The legislation, which admittedly is a preemptive effort to stave off future law suits by such organizations as the American Civil Liberties Union, was a reaction to the much ballyhooed suit brought by the ACLU against the Santa Rosa County School Board which resulted in 2009 Pace High School Student Body President Mary Allen being prohibited from speaking at the Pace High School graduation ceremonies because of her strong Christian leanings.
Earlier in the year, the issue had been ratcheted up when Pace High School Principal Frank Lay and Pace High School Athletic Director Robert Freeman were charged with violating the school district's consent decree, a controversial document which has been accused of violating students' and school employees' First Amendment rights.
Lay and Freeman were found not guilty in a federal court proceeding.
"I applaud the governor for signing this good bill into law," said Evers. "Our First Amendment rights, granted to us by the U.S. Constitution, are absolute; and this law ensures that they remain that way."
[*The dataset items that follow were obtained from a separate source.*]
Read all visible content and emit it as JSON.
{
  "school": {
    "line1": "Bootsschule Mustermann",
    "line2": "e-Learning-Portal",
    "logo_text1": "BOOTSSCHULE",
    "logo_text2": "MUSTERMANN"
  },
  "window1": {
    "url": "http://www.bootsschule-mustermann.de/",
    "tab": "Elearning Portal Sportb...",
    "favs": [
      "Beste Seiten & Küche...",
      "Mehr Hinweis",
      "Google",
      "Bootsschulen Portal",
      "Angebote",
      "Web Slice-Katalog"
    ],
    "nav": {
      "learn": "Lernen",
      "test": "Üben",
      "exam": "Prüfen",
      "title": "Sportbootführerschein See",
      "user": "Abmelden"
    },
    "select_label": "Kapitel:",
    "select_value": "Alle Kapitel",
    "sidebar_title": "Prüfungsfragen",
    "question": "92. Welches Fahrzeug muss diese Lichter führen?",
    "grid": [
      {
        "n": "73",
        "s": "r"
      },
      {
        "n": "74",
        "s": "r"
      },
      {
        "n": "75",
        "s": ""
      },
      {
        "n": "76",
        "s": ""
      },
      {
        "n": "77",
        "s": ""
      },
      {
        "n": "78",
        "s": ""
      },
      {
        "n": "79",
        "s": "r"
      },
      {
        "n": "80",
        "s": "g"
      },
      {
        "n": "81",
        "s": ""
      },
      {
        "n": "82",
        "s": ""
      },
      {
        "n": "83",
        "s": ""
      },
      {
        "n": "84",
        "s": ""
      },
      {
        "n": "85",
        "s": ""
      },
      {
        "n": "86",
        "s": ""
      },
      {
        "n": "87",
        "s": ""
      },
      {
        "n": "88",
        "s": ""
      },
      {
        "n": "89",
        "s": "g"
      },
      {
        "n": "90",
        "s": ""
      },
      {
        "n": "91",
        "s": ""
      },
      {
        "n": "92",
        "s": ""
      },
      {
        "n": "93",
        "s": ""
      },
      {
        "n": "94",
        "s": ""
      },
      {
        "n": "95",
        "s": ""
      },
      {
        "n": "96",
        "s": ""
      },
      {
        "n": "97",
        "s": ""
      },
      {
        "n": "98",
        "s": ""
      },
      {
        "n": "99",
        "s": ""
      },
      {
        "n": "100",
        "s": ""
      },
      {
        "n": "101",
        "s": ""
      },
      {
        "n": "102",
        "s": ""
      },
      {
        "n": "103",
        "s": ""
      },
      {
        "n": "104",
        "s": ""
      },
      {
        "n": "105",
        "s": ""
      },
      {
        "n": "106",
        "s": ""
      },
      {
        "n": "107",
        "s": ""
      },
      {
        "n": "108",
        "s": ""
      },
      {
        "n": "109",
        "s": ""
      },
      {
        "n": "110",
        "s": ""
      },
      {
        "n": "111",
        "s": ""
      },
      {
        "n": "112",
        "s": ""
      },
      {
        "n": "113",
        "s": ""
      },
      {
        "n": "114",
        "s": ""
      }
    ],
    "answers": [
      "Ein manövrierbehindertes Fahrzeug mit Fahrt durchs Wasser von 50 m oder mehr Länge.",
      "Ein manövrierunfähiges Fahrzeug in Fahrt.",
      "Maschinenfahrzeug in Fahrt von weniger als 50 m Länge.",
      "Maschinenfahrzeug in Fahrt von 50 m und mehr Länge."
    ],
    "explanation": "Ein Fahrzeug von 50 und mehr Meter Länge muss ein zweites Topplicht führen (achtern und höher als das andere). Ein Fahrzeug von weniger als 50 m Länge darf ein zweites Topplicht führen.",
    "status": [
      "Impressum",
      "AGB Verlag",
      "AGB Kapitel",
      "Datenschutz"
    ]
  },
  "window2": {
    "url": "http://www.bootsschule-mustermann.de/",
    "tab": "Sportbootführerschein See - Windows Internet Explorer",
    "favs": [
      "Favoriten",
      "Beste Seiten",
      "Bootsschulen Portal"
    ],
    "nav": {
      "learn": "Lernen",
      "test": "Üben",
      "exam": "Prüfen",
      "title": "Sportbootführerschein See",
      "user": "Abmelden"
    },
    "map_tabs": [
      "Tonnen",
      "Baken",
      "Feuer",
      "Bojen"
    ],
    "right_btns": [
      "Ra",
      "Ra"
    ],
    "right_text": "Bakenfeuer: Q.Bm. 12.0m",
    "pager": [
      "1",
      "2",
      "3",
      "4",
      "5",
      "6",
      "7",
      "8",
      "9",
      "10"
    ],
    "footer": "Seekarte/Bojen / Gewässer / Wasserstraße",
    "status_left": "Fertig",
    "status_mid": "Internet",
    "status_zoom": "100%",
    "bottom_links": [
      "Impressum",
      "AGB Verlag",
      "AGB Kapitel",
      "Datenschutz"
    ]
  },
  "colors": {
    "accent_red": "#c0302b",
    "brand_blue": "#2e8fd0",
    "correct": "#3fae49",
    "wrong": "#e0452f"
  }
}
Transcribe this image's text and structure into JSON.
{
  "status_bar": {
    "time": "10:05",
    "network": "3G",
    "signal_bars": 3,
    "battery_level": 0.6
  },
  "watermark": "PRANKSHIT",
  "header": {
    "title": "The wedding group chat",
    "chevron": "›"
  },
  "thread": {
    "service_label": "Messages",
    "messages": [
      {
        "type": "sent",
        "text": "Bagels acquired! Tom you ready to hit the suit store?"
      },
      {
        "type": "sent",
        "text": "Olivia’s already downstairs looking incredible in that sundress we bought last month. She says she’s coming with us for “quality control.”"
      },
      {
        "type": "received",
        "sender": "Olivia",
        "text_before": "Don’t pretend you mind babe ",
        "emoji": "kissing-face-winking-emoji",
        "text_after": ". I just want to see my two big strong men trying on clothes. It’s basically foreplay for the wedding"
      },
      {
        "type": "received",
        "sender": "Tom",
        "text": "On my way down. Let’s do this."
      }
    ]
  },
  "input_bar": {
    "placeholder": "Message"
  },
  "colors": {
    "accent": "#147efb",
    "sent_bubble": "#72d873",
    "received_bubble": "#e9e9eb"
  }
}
Evers said that this would assure the right of students to do such things as bowing their heads in prayer before taking a test or mentioning God in a commencement speech — all without fearing reprisals.
"I commend Governor Crist for signing into law this bill that protects all Floridians' First Amendment rights," said the bill's co-sponsor, Representative Brad Drake (R-Eucheeanna). "This piece of legislation was a priority of mine and Representative Evers from day one, and we are proud to have answered our constituents' call for help to make this good bill Florida law."